イジワルなカレの愛情表現
永瀬さんは私のことをからかっているだけ。

こうやって動揺していたら、永瀬さんの思うつぼ。

そう分かっているのに平静を保てないのは、演技とは思えないほど永瀬さんが私を見る目が優しいから。


勘違いしそうになる。
本心で言ってくれているんじゃないかって。……もしかして永瀬さんは私に好意を抱いてくれているんじゃないかって。


そんなことあるわけないのに。


そもそも私のどこに惹かれたっていうのよ。取り柄といえば重いくらい尽くすことくらいだ。

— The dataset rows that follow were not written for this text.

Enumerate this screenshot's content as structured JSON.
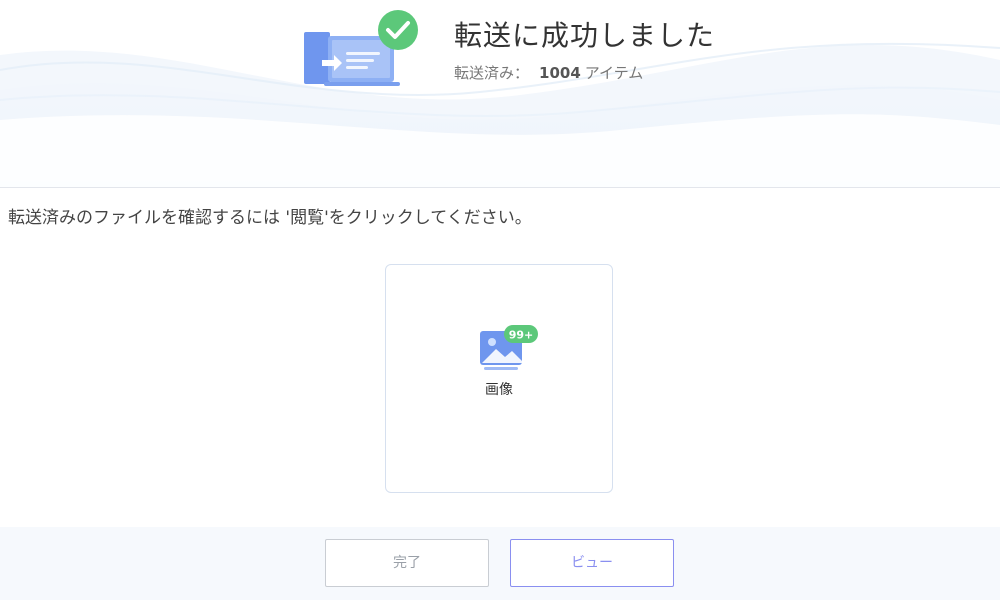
{
  "header": {
    "title": "転送に成功しました",
    "transferred_label": "転送済み：",
    "transferred_count": "1004",
    "transferred_unit": "アイテム"
  },
  "main": {
    "instruction": "転送済みのファイルを確認するには '閲覧'をクリックしてください。",
    "categories": [
      {
        "label": "画像",
        "badge": "99+",
        "icon": "image-icon"
      }
    ]
  },
  "footer": {
    "done_label": "完了",
    "view_label": "ビュー"
  },
  "colors": {
    "success_green": "#5cc87a",
    "accent_blue": "#6f96ee",
    "view_button": "#8a8ff0"
  }
}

容姿だって中の下くらいだし。山田さんのようにバリバリ仕事ができるわけではない。

短所を並べていくと、少しずつ平静を取り戻してきた。


インタビューが終わっちゃえば、ほとんど会うことはない。

写真を撮って記事の確認をしてもらうくらいだもの。
とにかく早く質問しちゃって帰ろう。


甘い視線から逃れるように再び手帳に書き記した質問を見ようとした時、前から伸びてきた手が手張を奪っていく。


「あっ」

声が漏れてしまい手帳を目で追いかけていくと、再び永瀬さんと視線がかち合ってしまう。